Edmund Campion, the Elizabethan Jesuit who was martyred at Tyburn in 1581 left us a description of the Irish that rings true to this day:
"The people are thus inclined: religious, franke amorous, irefull, sufferable of paines infinte, very glorious, many sorcerers, excellent horsemen, delighted with warres, great almes-givers, [sur]passing in hospitalitie... They are sharpe-witted, lovers of learning, capable of any studie whereunto they bend themselves, constant in travaile, adventurous, intractable, kinde-hearted, secret in displeasure."
We can make out in this Elizabethan group portrait not only the Irish of our own day but the lively ghosts of Irishmen long past - Ailil, Medb, Cuchulainn. Derdriu. and, after a fashion, Patrick himself. Whether or not Freud was right when he muttered in exasperation that the Irish were the only people who could not be helped by psychoanalysis, there can be no doubt of one thing: the Irish will never change.

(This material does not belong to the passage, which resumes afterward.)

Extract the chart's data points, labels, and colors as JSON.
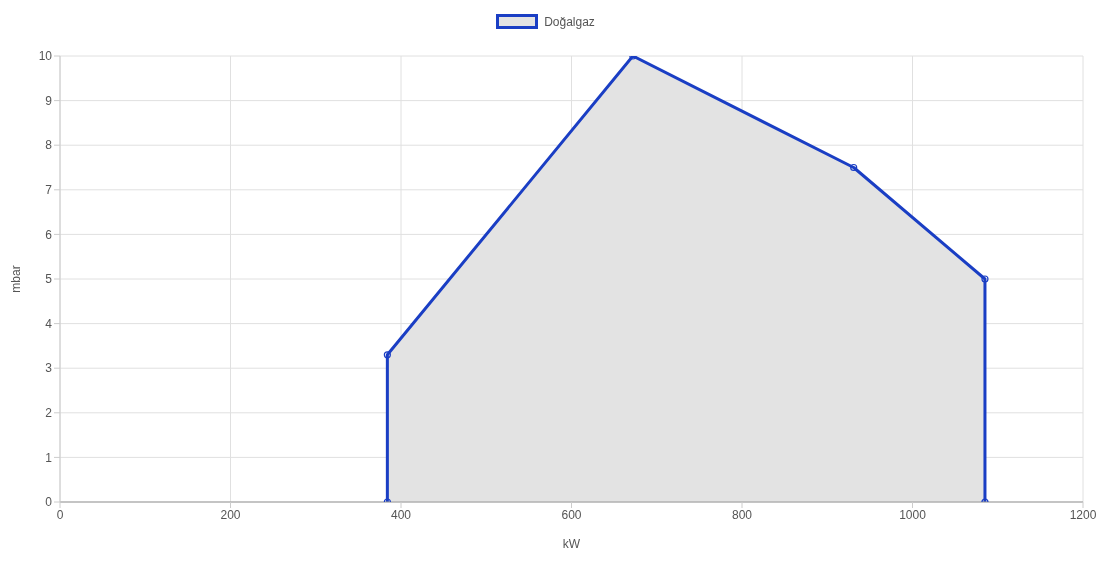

I have often wished my grandparents had lived long enough so I could ask them what they thought about Freudian theories when they first heard of them, their lives included the period when those were translated into English and popularized. I strongly suspect they'd have thought they were as ridiculous as, in fact, they are and that the many people who fell for that nonsense were ridiculous. If that's a national trait of the Irish, I don't know. I am at a loss for how anyone, anywhere, could have been so credulous as to believe in them, but, then, I'm at a loss to understand how much so much of the total nonsense that constitutes the equipment of an allegedly educated English speaker, much of it junk invented in the 18th century, is required to pass as respectable.